Polyelectrolyte multilayering: an emerging class of carriers for therapeutic agents
Polyelectrolyte multilayers (PEMs) are promising drug carriers with potential applications in the delivery of poorly soluble drugs. In this article, Sumayah Abdul-Jabbar and Paul Royall discuss the approaches for PEM construction and drug release and detail several applications of multilayered particles in therapeutics.
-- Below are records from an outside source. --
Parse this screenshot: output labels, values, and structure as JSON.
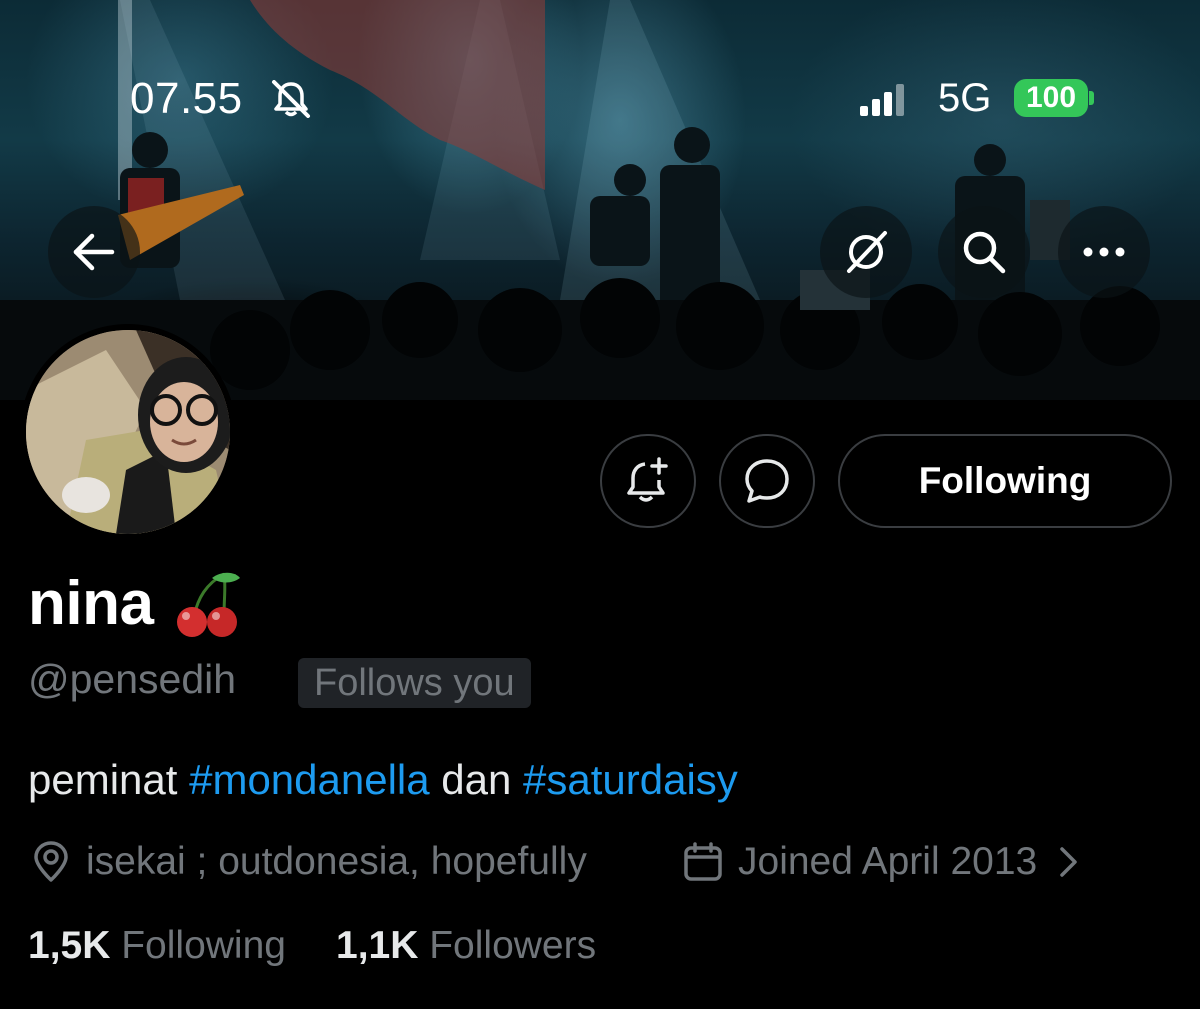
{
  "status_bar": {
    "time": "07.55",
    "network": "5G",
    "battery": "100",
    "battery_color": "#34c759"
  },
  "header": {
    "icons": [
      "back-arrow-icon",
      "grok-icon",
      "search-icon",
      "more-icon"
    ]
  },
  "profile": {
    "display_name": "nina",
    "name_emoji": "cherry-emoji",
    "handle": "@pensedih",
    "follows_you_label": "Follows you",
    "bio": {
      "text_1": "peminat ",
      "hashtag_1": "#mondanella",
      "text_2": " dan ",
      "hashtag_2": "#saturdaisy"
    },
    "location": "isekai ; outdonesia, hopefully",
    "joined": "Joined April 2013",
    "following_count": "1,5K",
    "following_label": "Following",
    "followers_count": "1,1K",
    "followers_label": "Followers"
  },
  "actions": {
    "follow_button_label": "Following",
    "icons": [
      "notification-bell-icon",
      "message-icon"
    ]
  },
  "colors": {
    "background": "#000000",
    "hashtag": "#1d9bf0",
    "secondary_text": "#71767b",
    "primary_text": "#e7e9ea"
  }
}
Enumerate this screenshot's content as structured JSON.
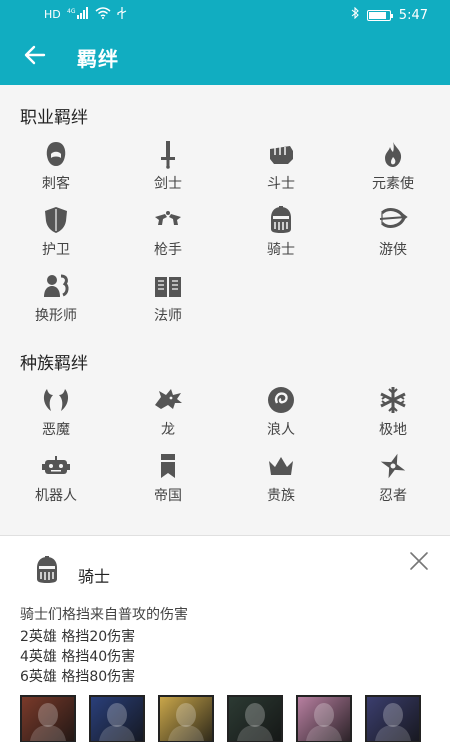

A POPULAR APPROACH to solubilise poorly soluble drugs is encapsulating them within polymers by forming micelles or liposomes.1 However, there are limitations associated with these carriers, such as low-loading efficiency of the drug, difficulties with scaling up and inadequate storage stability. PEMs are novel vesicles that have proved to be promising drug delivery vehicles for drug encapsulation.3 PEMs are designed by the stepwise deposition of polymer layers; therefore, particles can be tailored during fabrication to vary properties. This enables the formulation of versatile materials with multiple functionalities and a variety of properties.4 In addition to drug delivery, they are used in bio-sensing, regenerative medicine, tissue engineering, bio-mimetics research5 and diagnostic and theranostic applications.6 The European patent office holds patent applications for the use of PEMs in biosensors (priority number: KR20090041461 20090513) as well as in controlled and sustained release (priority number: EP20000118615 20000828).